Consequently, others define us based on our past. We can’t escape what we’ve done or who we were, because that person still matters to someone, and therefore, it has to matter to us. Our past is our sack of junk that hangs from our necks, representing who carries it. And as we continue to live, to change, to mold, to take away, to gain; we continue to fill the sack, offering the world new reasons to judge us how they see fit.

Both sides of the spectrum are true. We should be judged for the person we are right now, but who we’ve been in the past will always walk in our shadow. In order to change this, we must work to build trust, and prove that we’ve changed. We have to strive to be the best person we can be, because who we are now will become what people judge us for later.

By Jennifer M. Hartsock

Jennifer M. Hartsock is the former opinion editor for The Commuter. She wrote the weekly opinion column Straight from the Hartsock and the humor column Dear Conscience. Information on literary and tutoring services, publications, and other goodies can be found at www.jennifermhartsock.wordpress.com.

6 Comments

  1. It’s always disheartening or awkward or frustrating when someone looks at you through the eyes of the past. Especially if the past is something you simply want to leave behind. People can and do change; its the beauty of having choices, and forming our own destinies. We don’t have to stick with the cards we’ve been dealt, just as we don’t have to be who we started out as.

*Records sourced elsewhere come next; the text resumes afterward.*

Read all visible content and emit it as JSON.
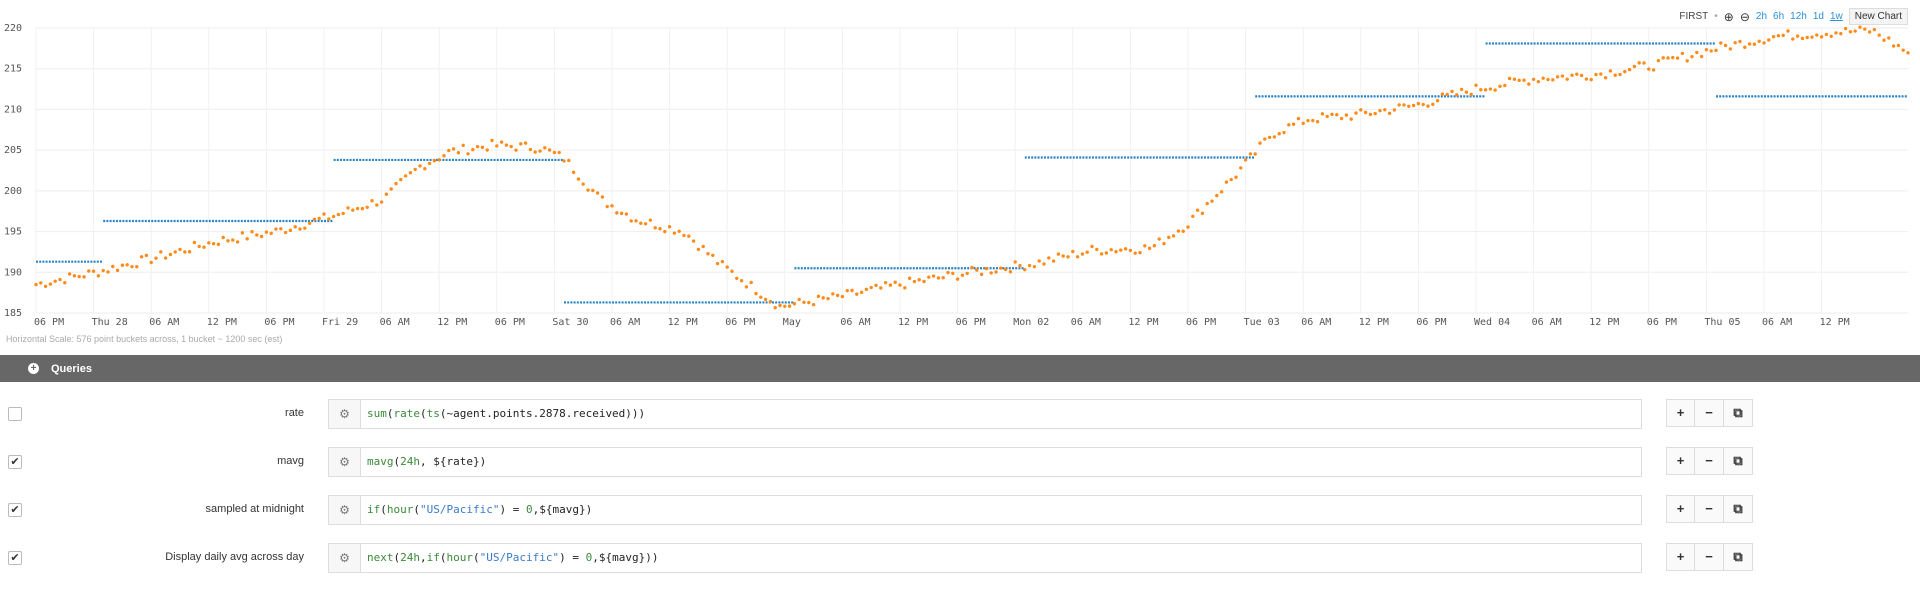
{
  "toolbar": {
    "summary_label": "FIRST",
    "separator": "•",
    "zoom_in": "⊕",
    "zoom_out": "⊖",
    "ranges": [
      "2h",
      "6h",
      "12h",
      "1d",
      "1w"
    ],
    "active_range": "1w",
    "new_chart_label": "New Chart"
  },
  "hscale_note": "Horizontal Scale: 576 point buckets across, 1 bucket ~ 1200 sec (est)",
  "queries_header": {
    "label": "Queries",
    "icon": "plus-circle-icon"
  },
  "queries": [
    {
      "checked": false,
      "check_mark": "",
      "name": "rate",
      "expression": "sum(rate(ts(~agent.points.2878.received)))"
    },
    {
      "checked": true,
      "check_mark": "✔",
      "name": "mavg",
      "expression": "mavg(24h, ${rate})"
    },
    {
      "checked": true,
      "check_mark": "✔",
      "name": "sampled at midnight",
      "expression": "if(hour(\"US/Pacific\") = 0,${mavg})"
    },
    {
      "checked": true,
      "check_mark": "✔",
      "name": "Display daily avg across day",
      "expression": "next(24h,if(hour(\"US/Pacific\") = 0,${mavg}))"
    }
  ],
  "row_buttons": {
    "add": "+",
    "remove": "−",
    "copy": "⧉"
  },
  "gear_icon": "⚙",
  "colors": {
    "orange_series": "#ff8c1a",
    "blue_series": "#2b83c4",
    "link": "#2a8fd3",
    "queries_bar": "#676767"
  },
  "chart_data": {
    "type": "scatter",
    "ylim": [
      185,
      220
    ],
    "yticks": [
      185,
      190,
      195,
      200,
      205,
      210,
      215,
      220
    ],
    "xlim": [
      0,
      1560
    ],
    "xticks": [
      {
        "x": 0,
        "label": "06 PM"
      },
      {
        "x": 48,
        "label": "Thu 28"
      },
      {
        "x": 96,
        "label": "06 AM"
      },
      {
        "x": 144,
        "label": "12 PM"
      },
      {
        "x": 192,
        "label": "06 PM"
      },
      {
        "x": 240,
        "label": "Fri 29"
      },
      {
        "x": 288,
        "label": "06 AM"
      },
      {
        "x": 336,
        "label": "12 PM"
      },
      {
        "x": 384,
        "label": "06 PM"
      },
      {
        "x": 432,
        "label": "Sat 30"
      },
      {
        "x": 480,
        "label": "06 AM"
      },
      {
        "x": 528,
        "label": "12 PM"
      },
      {
        "x": 576,
        "label": "06 PM"
      },
      {
        "x": 624,
        "label": "May"
      },
      {
        "x": 672,
        "label": "06 AM"
      },
      {
        "x": 720,
        "label": "12 PM"
      },
      {
        "x": 768,
        "label": "06 PM"
      },
      {
        "x": 816,
        "label": "Mon 02"
      },
      {
        "x": 864,
        "label": "06 AM"
      },
      {
        "x": 912,
        "label": "12 PM"
      },
      {
        "x": 960,
        "label": "06 PM"
      },
      {
        "x": 1008,
        "label": "Tue 03"
      },
      {
        "x": 1056,
        "label": "06 AM"
      },
      {
        "x": 1104,
        "label": "12 PM"
      },
      {
        "x": 1152,
        "label": "06 PM"
      },
      {
        "x": 1200,
        "label": "Wed 04"
      },
      {
        "x": 1248,
        "label": "06 AM"
      },
      {
        "x": 1296,
        "label": "12 PM"
      },
      {
        "x": 1344,
        "label": "06 PM"
      },
      {
        "x": 1392,
        "label": "Thu 05"
      },
      {
        "x": 1440,
        "label": "06 AM"
      },
      {
        "x": 1488,
        "label": "12 PM"
      }
    ],
    "grid": true,
    "series": [
      {
        "color": "#2b83c4",
        "style": "step",
        "segments": [
          {
            "x0": 0,
            "x1": 56,
            "y": 191.3
          },
          {
            "x0": 56,
            "x1": 248,
            "y": 196.3
          },
          {
            "x0": 248,
            "x1": 440,
            "y": 203.8
          },
          {
            "x0": 440,
            "x1": 632,
            "y": 186.3
          },
          {
            "x0": 632,
            "x1": 824,
            "y": 190.5
          },
          {
            "x0": 824,
            "x1": 1016,
            "y": 204.1
          },
          {
            "x0": 1016,
            "x1": 1208,
            "y": 211.6
          },
          {
            "x0": 1208,
            "x1": 1400,
            "y": 218.1
          },
          {
            "x0": 1400,
            "x1": 1560,
            "y": 211.6
          }
        ]
      },
      {
        "color": "#ff8c1a",
        "style": "scatter",
        "knots": [
          {
            "x": 0,
            "y": 188.5
          },
          {
            "x": 50,
            "y": 190.0
          },
          {
            "x": 100,
            "y": 191.8
          },
          {
            "x": 150,
            "y": 193.8
          },
          {
            "x": 200,
            "y": 195.0
          },
          {
            "x": 250,
            "y": 197.0
          },
          {
            "x": 290,
            "y": 199.0
          },
          {
            "x": 320,
            "y": 203.0
          },
          {
            "x": 345,
            "y": 204.8
          },
          {
            "x": 380,
            "y": 205.6
          },
          {
            "x": 420,
            "y": 205.3
          },
          {
            "x": 440,
            "y": 204.0
          },
          {
            "x": 470,
            "y": 199.0
          },
          {
            "x": 500,
            "y": 196.5
          },
          {
            "x": 540,
            "y": 195.0
          },
          {
            "x": 570,
            "y": 191.0
          },
          {
            "x": 620,
            "y": 185.8
          },
          {
            "x": 670,
            "y": 187.0
          },
          {
            "x": 720,
            "y": 188.5
          },
          {
            "x": 780,
            "y": 190.0
          },
          {
            "x": 830,
            "y": 191.0
          },
          {
            "x": 880,
            "y": 192.7
          },
          {
            "x": 930,
            "y": 193.0
          },
          {
            "x": 960,
            "y": 196.0
          },
          {
            "x": 1000,
            "y": 202.0
          },
          {
            "x": 1030,
            "y": 207.0
          },
          {
            "x": 1060,
            "y": 208.8
          },
          {
            "x": 1100,
            "y": 209.3
          },
          {
            "x": 1150,
            "y": 210.5
          },
          {
            "x": 1200,
            "y": 212.5
          },
          {
            "x": 1250,
            "y": 213.8
          },
          {
            "x": 1300,
            "y": 214.3
          },
          {
            "x": 1350,
            "y": 215.5
          },
          {
            "x": 1400,
            "y": 217.5
          },
          {
            "x": 1450,
            "y": 219.0
          },
          {
            "x": 1500,
            "y": 219.5
          },
          {
            "x": 1530,
            "y": 219.7
          },
          {
            "x": 1560,
            "y": 217.0
          }
        ]
      }
    ]
  }
}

    But I think we should always take ownership of our past actions, and the ways they’ve affected others. Like you said, even if the person changes their actions still leave imprints on the people they affected.

    Forgiving someone for the past is a healing thing for everyone involved, but it isn’t always a gift that’s given freely (if at all). Sometimes we have to face up to the consequences of even past actions, and deal with them as who we are today.

    Very good points, Jennie! And very insightful. :)

  2. I really enjoyed your column this week Jenn. It’s not about judging, it’s about accepting. Accepting who you were then because, like you said, every decision you make is a part of who you are now, including the decision to change.

    Also accepting others for who they are, not who they were or who you wish they were.

  3. Thank you for the comment, Ashley. It seems there needs to be a balance between holding people accountable for their past decisions, but also accepting them for who they are now. It’s different for everyone, some people’s personalities don’t change that much from year to year — like mine. For others, they do a lot of growing up, and would like to be seen as adults and not kids anymore.

  4. Tales of personal redemption are some of my favorites. They just so happen to require the elements of a negative history and a renewed you.

    Anyone who has ever tried to make up for past actions knows you have to fight hard for it, sometimes giving back ten-fold what your mistakes took away. You have to accept that and take each snag along the way in stride. You have to be patient with your critics, show them through actions over time how you’ve changed.

    While it can be discouraging at times to keep fighting, have you really changed all that much if you’re not willing to put in the effort to make up for your past?

    On the other hand, people shouldn’t be so closed minded to those efforts either. They should be willing to forgive at some point. If they hold it over your head forever, it’s a fault in their character, not yours.

    (PS: I realize this only has to do with a part of what you were saying.)

  5. Thank you for commenting, Justin. It is very interesting to consider that some people change so drastically that they’re strangers to their past, and that others (like me) feel like the same ol’ Jennifer who I was years and years ago, just with different “parts” now.